Who would have thought that the term “brand storytelling” or simply connecting the word storytelling to the world of advertising would evoke such robust debate? Don’t believe me? Google it.

Advertising that emotionally connects via a strong narrative is a choice for some companies while others believe that every bit of white space, every second of airtime and every pixel should be selling, selling, selling.

Who is right?

Research out of the U.S. by Hill Holiday’s consumer research arm, Origin suggested there is a proven opportunity for companies to charge more for their product or service if they inject story into their pitch to consumers.

See the article here.

With all that said, there are insanely successful companies using high-impact retail approaches that seem to shout at the potential customer. You see it in retailers a lot. It’s the “sale-a-bration” that is happening “right now”.

Effectiveness can be proven in both the direct shouty approach and the storytelling approach, but what can’t be ignored is that with the current state of the internet being social media platform focused, the need for brand content that educates, entertains or explains its way into someone’s stream is very real. We, as consumers are less likely to put up with interruption as a sole delivery method for brand messaging.

At True Syd we believe that brand narratives need to be held accountable. Content shouldn’t use the fire, aim, ready approach and hope, it should be well planned, aligned to a strategy and be completely measurable to business goals.

So, how do we tell a better brand story?

Here’s some advice from filmmaker Andrew Stanton (“Toy Story”, WALL-E”)

Take a look at his TED Talk here.

Know your storytelling goal going in

We talk a lot about this in marketing, “what’s the ROI”?  Andrew says, “storytelling is knowing that everything from your first to your last sentence is leading to a singular goal.” Brand storytelling is the same.

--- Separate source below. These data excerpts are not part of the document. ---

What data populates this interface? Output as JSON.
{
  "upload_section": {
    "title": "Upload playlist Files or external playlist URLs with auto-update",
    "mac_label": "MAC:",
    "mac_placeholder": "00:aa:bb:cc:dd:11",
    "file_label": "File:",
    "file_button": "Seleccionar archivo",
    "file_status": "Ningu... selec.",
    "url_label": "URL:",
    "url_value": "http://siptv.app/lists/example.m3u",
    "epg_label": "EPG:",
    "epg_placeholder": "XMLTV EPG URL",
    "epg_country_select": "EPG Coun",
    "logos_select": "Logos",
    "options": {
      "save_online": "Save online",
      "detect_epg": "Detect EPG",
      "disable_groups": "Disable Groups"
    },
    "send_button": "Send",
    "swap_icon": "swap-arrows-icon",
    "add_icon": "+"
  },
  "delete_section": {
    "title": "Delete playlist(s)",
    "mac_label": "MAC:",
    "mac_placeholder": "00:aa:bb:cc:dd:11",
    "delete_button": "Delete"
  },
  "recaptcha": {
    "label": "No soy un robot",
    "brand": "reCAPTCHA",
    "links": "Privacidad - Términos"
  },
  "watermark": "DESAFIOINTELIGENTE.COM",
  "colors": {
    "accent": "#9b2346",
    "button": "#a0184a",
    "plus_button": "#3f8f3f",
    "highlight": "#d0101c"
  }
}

Ensure you know what you want the outcome to be before you start. If you aim at nothing you’re bound to hit it.

Make the audience care

This is also about knowing your audience. What interests them? What makes them laugh, love or loathe something? Why would they give you their time? What will make them react the way you want them to? Mr. Stanton talks about it like this, “Make me care, please, emotionally, intellectually, aesthetically, just make me care.”

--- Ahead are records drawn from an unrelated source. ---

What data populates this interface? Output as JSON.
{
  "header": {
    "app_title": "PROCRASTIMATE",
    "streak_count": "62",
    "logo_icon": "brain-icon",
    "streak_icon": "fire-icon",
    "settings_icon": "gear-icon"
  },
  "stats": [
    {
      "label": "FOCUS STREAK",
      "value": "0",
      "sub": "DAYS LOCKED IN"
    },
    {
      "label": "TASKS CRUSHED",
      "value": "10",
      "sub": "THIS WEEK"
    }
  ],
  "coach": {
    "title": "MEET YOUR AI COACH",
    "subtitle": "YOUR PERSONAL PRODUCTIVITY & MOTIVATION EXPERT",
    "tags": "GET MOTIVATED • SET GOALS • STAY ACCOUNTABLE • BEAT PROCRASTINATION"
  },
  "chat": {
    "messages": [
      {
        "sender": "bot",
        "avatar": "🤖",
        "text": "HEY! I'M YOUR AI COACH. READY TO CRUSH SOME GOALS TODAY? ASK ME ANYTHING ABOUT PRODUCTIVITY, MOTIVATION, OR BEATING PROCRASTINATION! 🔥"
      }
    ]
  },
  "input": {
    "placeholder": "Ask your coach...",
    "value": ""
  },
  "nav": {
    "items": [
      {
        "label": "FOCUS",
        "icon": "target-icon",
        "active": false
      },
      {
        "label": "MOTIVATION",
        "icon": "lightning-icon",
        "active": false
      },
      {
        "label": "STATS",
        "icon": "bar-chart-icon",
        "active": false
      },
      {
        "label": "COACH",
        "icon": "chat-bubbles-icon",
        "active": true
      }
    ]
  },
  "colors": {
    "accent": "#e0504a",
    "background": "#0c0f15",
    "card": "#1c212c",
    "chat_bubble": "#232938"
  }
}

Allow your audience to put the pieces together on their own

In Andrew’s TED talk, he says, “We are born problem solvers. We are compelled to deduce, and to deduct.”  He explains, “Don’t give the audience the entire story. Don’t give them 4. Give them 2+2.” This can be a big shift when it comes to traditional advertising, but is fast becoming essential for social content.

Construct anticipation

Andrew talks through the power of anticipation, “When you’re telling a story, have you constructed anticipation? In the short-term, have you made me want to know what will happen next? But more importantly, have you made me want to know how it will all conclude in the long-term?” This is hugely important with brand storytelling because the thing that might happen next or in the long term could be the purchase or the exchange of their information for something that your company has to offer.

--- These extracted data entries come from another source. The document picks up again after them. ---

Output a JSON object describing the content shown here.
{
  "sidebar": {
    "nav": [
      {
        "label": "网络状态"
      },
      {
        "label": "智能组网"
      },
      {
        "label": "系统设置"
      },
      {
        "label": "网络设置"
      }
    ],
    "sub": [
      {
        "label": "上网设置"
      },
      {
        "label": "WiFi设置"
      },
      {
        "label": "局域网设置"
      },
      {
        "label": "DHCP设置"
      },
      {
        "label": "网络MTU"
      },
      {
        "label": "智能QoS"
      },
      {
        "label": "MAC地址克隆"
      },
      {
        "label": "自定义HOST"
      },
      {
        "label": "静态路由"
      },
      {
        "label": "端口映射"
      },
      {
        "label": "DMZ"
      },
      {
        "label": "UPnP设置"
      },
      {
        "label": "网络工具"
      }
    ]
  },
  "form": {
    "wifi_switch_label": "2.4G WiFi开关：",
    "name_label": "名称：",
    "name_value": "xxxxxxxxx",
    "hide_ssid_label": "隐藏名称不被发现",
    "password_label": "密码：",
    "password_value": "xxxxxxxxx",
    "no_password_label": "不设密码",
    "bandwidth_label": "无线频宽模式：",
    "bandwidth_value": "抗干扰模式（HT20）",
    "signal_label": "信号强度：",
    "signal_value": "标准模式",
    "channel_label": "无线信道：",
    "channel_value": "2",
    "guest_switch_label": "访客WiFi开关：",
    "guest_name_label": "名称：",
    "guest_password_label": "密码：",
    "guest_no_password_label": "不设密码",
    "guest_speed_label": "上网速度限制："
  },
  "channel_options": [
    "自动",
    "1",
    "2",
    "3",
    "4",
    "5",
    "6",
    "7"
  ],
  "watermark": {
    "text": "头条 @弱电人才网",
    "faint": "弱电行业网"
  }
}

If you believe that Andrew is right, but believe movies like Toy Story are a long way from Madison avenue or more like the Mexican restaurant down the street, think again. In Scott Donaton’s article in Adweek he highlights that brands committed to making their own content including: CNN, Marriott, Pepsi and Red Bull are investing big dollars into their own content studios that not only create branded content, but original programming.

In the end, advertising really is a value exchange. Is the advertising message you’re pushing giving enough value for everyday humans to give you their attention? In other words, is it worthy of something they value more than money – their time?